…entering the complex and dynamic realm of digital humanities. Through my text mining and visualization work at RRCHNM, I have gained an understanding of how historians can make use of some of these tools to approach humanistic research related to the Appalachian Trail. My goal has been to engage with hands-on textual analysis tools to examine historical data from the Appalachian Trail Conservancy, specifically, the Appalachian Trailway News. The overarching historical question was: is there evidence of the presence of Native Americans in the content of the ATN that goes beyond the naming of places and objects? Content that speaks about the various indigenous cultures along the Appalachian Trail?

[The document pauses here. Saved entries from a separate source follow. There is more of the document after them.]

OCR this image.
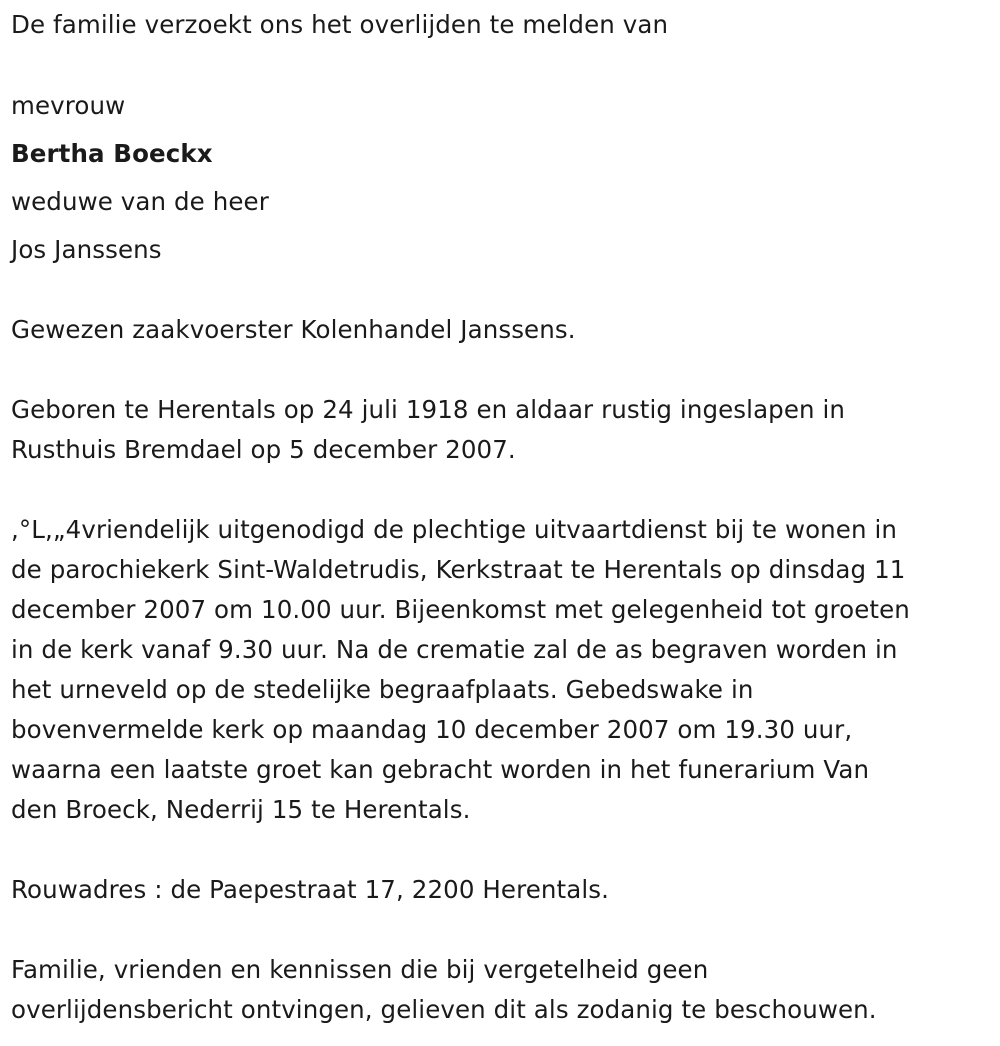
De familie verzoekt ons het overlijden te melden van
mevrouw
Bertha Boeckx
weduwe van de heer
Jos Janssens
Gewezen zaakvoerster Kolenhandel Janssens.
Geboren te Herentals op 24 juli 1918 en aldaar rustig ingeslapen in
Rusthuis Bremdael op 5 december 2007.
,°L,„4vriendelijk uitgenodigd de plechtige uitvaartdienst bij te wonen in
de parochiekerk Sint-Waldetrudis, Kerkstraat te Herentals op dinsdag 11
december 2007 om 10.00 uur. Bijeenkomst met gelegenheid tot groeten
in de kerk vanaf 9.30 uur. Na de crematie zal de as begraven worden in
het urneveld op de stedelijke begraafplaats. Gebedswake in
bovenvermelde kerk op maandag 10 december 2007 om 19.30 uur,
waarna een laatste groet kan gebracht worden in het funerarium Van
den Broeck, Nederrij 15 te Herentals.
Rouwadres : de Paepestraat 17, 2200 Herentals.
Familie, vrienden en kennissen die bij vergetelheid geen
overlijdensbericht ontvingen, gelieven dit als zodanig te beschouwen.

Thanks to the first part of the internship, I am now capable of cleaning raw data and preparing it for analysis. This exercise, although, arduous at times, it proved to be very useful to appreciate the work entailed and the purpose of doing so in the first place. There were so many aspects I considered as I created my procedure for the clean-up of fifteen (15) volumes of ATN. Where do I access the volumes, how do I organized the files as I clean them? Which file converter should I use? What is the most effective way to go through this process? Which criteria should I employ to remove the “noise”? These were required steps that allowed for a more efficient topic modeling. The most challenging part of this activity was to experience “distant reading” for the first time (Moretti). I had to constantly pull myself away from the content of the ATN and go against my normal method of close reading a text.
During the second part of my internship I mainly explored the different methods to topic model the ATN data. Thanks to my work with Voyant Tools I can now start making sense of larger amounts of text. With my gained familiarity with MALLET, I can now engage in more in-depth modeling topic routines. The larger the batch of cleaned volumes I completed, the better the appreciation for what topic modeling platforms and software can do for historians to analyze larger portions of unformatted text. I can run multiple commands to train models, I have become more comfortable with distant reading, I can discover new topics emerge that I would’ve never made sense of through a typical close reading.

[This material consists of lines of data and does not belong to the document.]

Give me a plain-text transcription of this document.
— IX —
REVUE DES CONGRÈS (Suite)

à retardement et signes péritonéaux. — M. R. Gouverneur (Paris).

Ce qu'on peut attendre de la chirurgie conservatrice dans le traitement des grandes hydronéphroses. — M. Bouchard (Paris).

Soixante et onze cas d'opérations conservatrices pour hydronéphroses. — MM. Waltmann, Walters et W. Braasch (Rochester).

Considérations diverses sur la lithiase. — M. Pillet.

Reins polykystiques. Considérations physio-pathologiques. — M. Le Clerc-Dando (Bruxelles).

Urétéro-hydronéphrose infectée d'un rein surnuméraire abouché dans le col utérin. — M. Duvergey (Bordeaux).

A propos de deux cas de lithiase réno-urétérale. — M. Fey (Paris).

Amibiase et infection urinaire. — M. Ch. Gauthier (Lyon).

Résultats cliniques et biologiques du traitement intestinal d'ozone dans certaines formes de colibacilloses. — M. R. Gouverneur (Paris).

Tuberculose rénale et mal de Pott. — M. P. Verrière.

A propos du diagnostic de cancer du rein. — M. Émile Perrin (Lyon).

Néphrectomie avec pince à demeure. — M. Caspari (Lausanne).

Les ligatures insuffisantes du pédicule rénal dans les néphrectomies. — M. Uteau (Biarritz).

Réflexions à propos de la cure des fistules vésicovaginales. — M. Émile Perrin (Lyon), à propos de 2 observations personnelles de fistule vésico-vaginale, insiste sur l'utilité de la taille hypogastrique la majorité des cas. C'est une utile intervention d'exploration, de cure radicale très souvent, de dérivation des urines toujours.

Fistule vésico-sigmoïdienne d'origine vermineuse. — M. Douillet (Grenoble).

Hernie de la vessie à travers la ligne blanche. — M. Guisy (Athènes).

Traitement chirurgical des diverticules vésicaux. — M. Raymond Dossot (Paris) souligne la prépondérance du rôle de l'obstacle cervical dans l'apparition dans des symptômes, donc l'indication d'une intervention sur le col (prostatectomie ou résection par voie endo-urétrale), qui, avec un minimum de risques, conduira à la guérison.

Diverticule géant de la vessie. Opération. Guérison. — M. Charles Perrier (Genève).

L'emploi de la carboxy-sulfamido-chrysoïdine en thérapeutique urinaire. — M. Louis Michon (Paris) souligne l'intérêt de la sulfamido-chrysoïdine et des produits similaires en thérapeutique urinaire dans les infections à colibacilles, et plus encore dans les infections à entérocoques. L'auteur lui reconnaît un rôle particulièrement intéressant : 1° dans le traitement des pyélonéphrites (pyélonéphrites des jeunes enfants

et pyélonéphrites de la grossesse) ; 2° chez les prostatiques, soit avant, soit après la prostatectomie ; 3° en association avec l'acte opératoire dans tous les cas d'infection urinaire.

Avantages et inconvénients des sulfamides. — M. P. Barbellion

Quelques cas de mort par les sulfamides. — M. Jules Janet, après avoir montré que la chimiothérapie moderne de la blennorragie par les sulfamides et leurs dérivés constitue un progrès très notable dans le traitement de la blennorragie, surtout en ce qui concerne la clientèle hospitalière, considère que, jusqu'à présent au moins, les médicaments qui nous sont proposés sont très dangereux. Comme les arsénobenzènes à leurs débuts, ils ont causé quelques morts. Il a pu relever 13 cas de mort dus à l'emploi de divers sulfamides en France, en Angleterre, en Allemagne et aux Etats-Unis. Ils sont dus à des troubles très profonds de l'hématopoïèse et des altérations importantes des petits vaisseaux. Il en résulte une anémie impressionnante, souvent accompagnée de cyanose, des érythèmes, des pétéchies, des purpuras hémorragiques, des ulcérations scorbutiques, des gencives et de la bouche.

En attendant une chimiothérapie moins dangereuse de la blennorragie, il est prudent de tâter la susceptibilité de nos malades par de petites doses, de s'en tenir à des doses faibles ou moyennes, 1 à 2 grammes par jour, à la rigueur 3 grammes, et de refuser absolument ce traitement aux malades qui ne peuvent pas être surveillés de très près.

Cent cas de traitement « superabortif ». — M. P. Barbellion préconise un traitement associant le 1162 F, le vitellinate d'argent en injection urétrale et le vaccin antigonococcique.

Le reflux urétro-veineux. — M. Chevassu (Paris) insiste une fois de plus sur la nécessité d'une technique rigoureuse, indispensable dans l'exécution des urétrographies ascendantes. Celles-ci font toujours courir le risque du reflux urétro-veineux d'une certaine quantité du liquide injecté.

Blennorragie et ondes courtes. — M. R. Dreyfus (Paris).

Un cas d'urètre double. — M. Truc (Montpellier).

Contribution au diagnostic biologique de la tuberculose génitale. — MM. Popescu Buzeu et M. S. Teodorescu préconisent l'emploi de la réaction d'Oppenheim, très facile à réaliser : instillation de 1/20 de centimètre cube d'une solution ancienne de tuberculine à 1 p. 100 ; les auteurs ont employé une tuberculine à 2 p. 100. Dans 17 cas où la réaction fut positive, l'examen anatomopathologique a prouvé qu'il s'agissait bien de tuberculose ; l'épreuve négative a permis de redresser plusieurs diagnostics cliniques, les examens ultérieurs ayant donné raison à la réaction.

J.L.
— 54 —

The third part involved a brief study of the AT Thru-Hiker Guidebook (2020) (an annual publication of the ATC) to find out if there is indigenous presence in its content that goes beyond place naming. Throughout all these exercises, the answer to my historical question became evident: there is no significant presence of indigenous lexicon pertaining to the tribal cultures along the Trail, except for toponyms.

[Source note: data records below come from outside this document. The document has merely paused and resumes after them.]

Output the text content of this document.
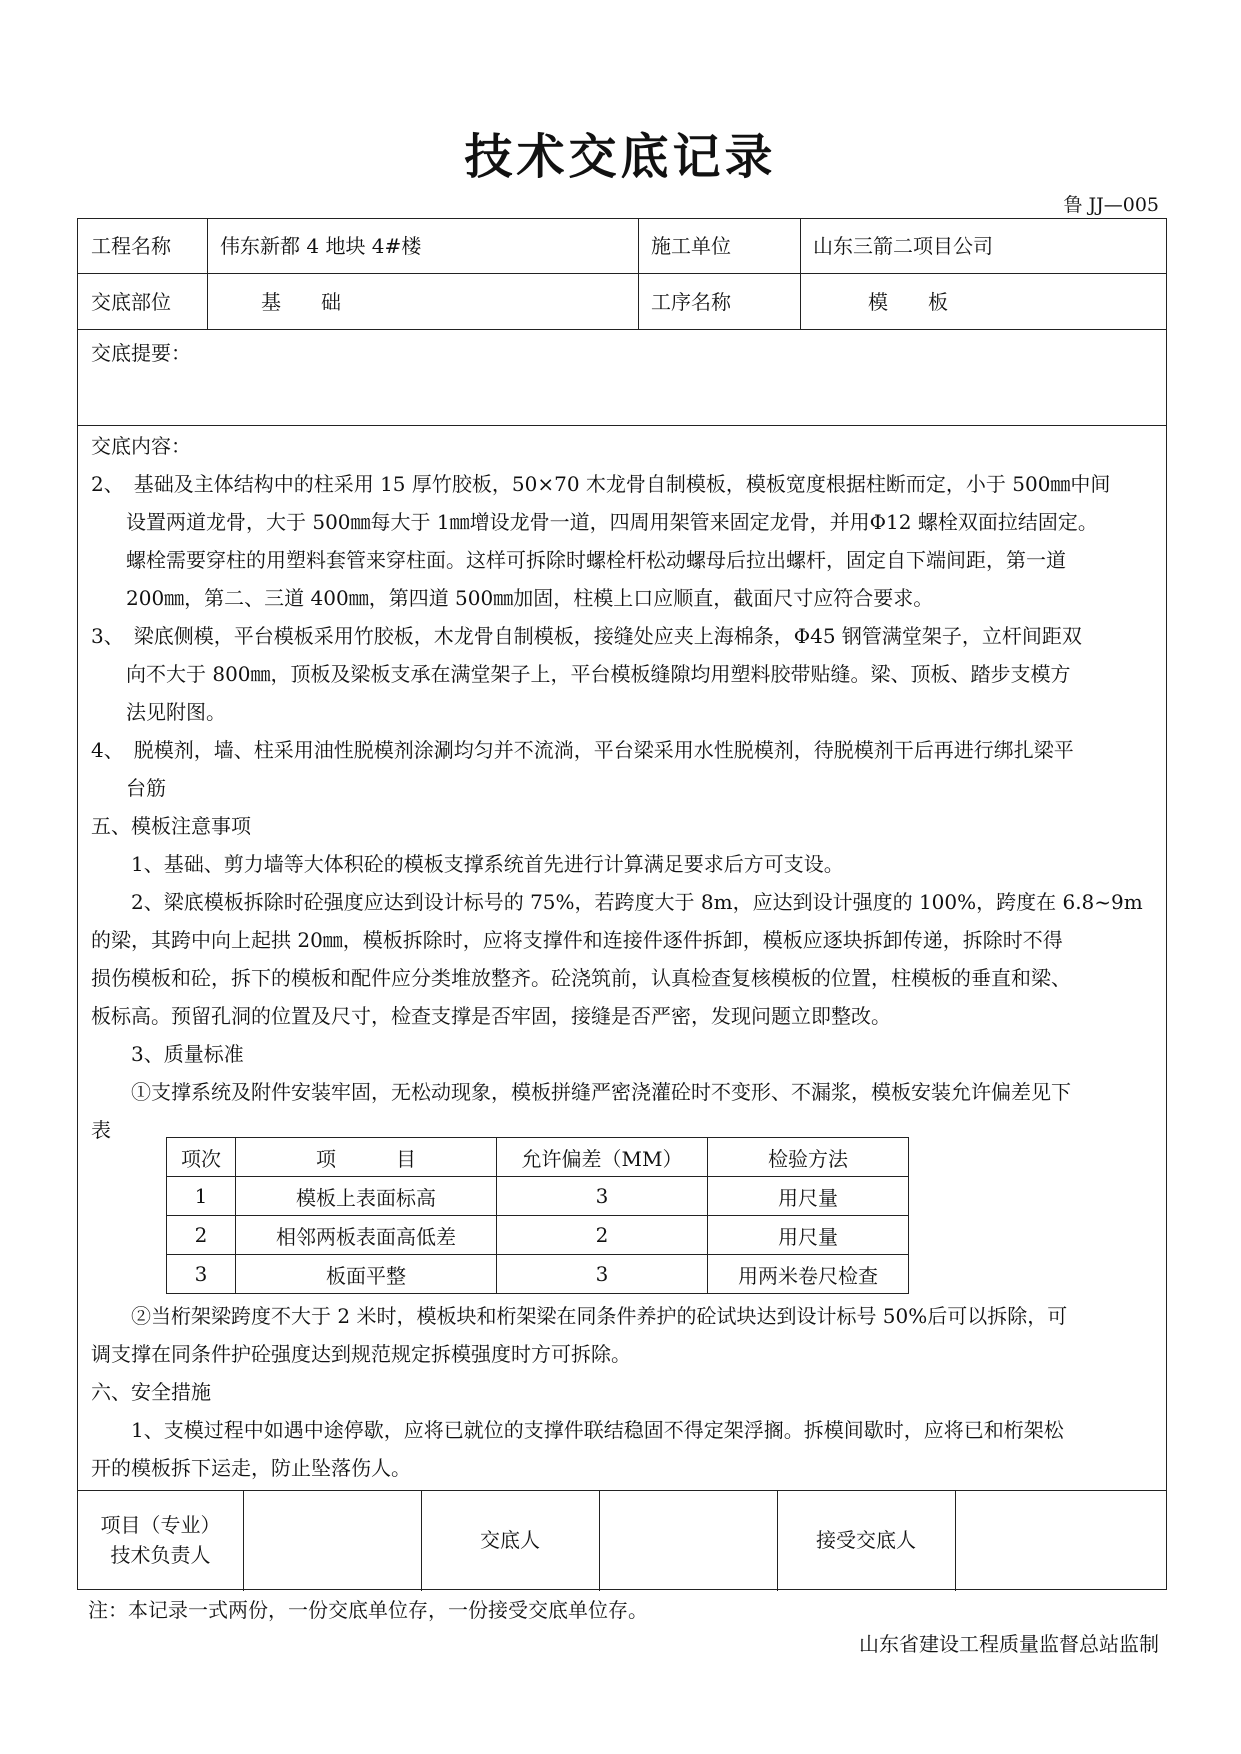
技术交底记录
鲁 JJ—005
工程名称 伟东新都 4 地块 4#楼	施工单位	山东三箭二项目公司
交底部位	基　　础	工序名称	模　　板
交底提要：
交底内容：
2、　基础及主体结构中的柱采用 15 厚竹胶板，50×70 木龙骨自制模板，模板宽度根据柱断而定，小于 500㎜中间
设置两道龙骨，大于 500㎜每大于 1㎜增设龙骨一道，四周用架管来固定龙骨，并用Φ12 螺栓双面拉结固定。
螺栓需要穿柱的用塑料套管来穿柱面。这样可拆除时螺栓杆松动螺母后拉出螺杆，固定自下端间距，第一道
200㎜，第二、三道 400㎜，第四道 500㎜加固，柱模上口应顺直，截面尺寸应符合要求。
3、　梁底侧模，平台模板采用竹胶板，木龙骨自制模板，接缝处应夹上海棉条，Φ45 钢管满堂架子，立杆间距双
向不大于 800㎜，顶板及梁板支承在满堂架子上，平台模板缝隙均用塑料胶带贴缝。梁、顶板、踏步支模方
法见附图。
4、　脱模剂，墙、柱采用油性脱模剂涂涮均匀并不流淌，平台梁采用水性脱模剂，待脱模剂干后再进行绑扎梁平
台筋
五、模板注意事项
1、基础、剪力墙等大体积砼的模板支撑系统首先进行计算满足要求后方可支设。
2、梁底模板拆除时砼强度应达到设计标号的 75%，若跨度大于 8m，应达到设计强度的 100%，跨度在 6.8~9m
的梁，其跨中向上起拱 20㎜，模板拆除时，应将支撑件和连接件逐件拆卸，模板应逐块拆卸传递，拆除时不得
损伤模板和砼，拆下的模板和配件应分类堆放整齐。砼浇筑前，认真检查复核模板的位置，柱模板的垂直和梁、
板标高。预留孔洞的位置及尺寸，检查支撑是否牢固，接缝是否严密，发现问题立即整改。
3、质量标准
①支撑系统及附件安装牢固，无松动现象，模板拼缝严密浇灌砼时不变形、不漏浆，模板安装允许偏差见下
表
项次	项　　　目	允许偏差（MM）	检验方法
1	模板上表面标高	3	用尺量
2	相邻两板表面高低差	2	用尺量
3	板面平整	3	用两米卷尺检查
②当桁架梁跨度不大于 2 米时，模板块和桁架梁在同条件养护的砼试块达到设计标号 50%后可以拆除，可
调支撑在同条件护砼强度达到规范规定拆模强度时方可拆除。
六、安全措施
1、支模过程中如遇中途停歇，应将已就位的支撑件联结稳固不得定架浮搁。拆模间歇时，应将已和桁架松
开的模板拆下运走，防止坠落伤人。
项目（专业）
技术负责人
交底人	接受交底人
注：本记录一式两份，一份交底单位存，一份接受交底单位存。
山东省建设工程质量监督总站监制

As the final project, I am creating a libguide on topic modeling tools that will provide an overview of the open source technologies that are available to users in the humanities. It will include links to such sources, as well as instructions on how to prepare data, visualize it with Voyant Tools, and analyze it with MALLET. Throughout this semester, my mentor, T. Mills Kelly, has provided me with the guidance and perspective I need to contextualize the data and make sense of my findings.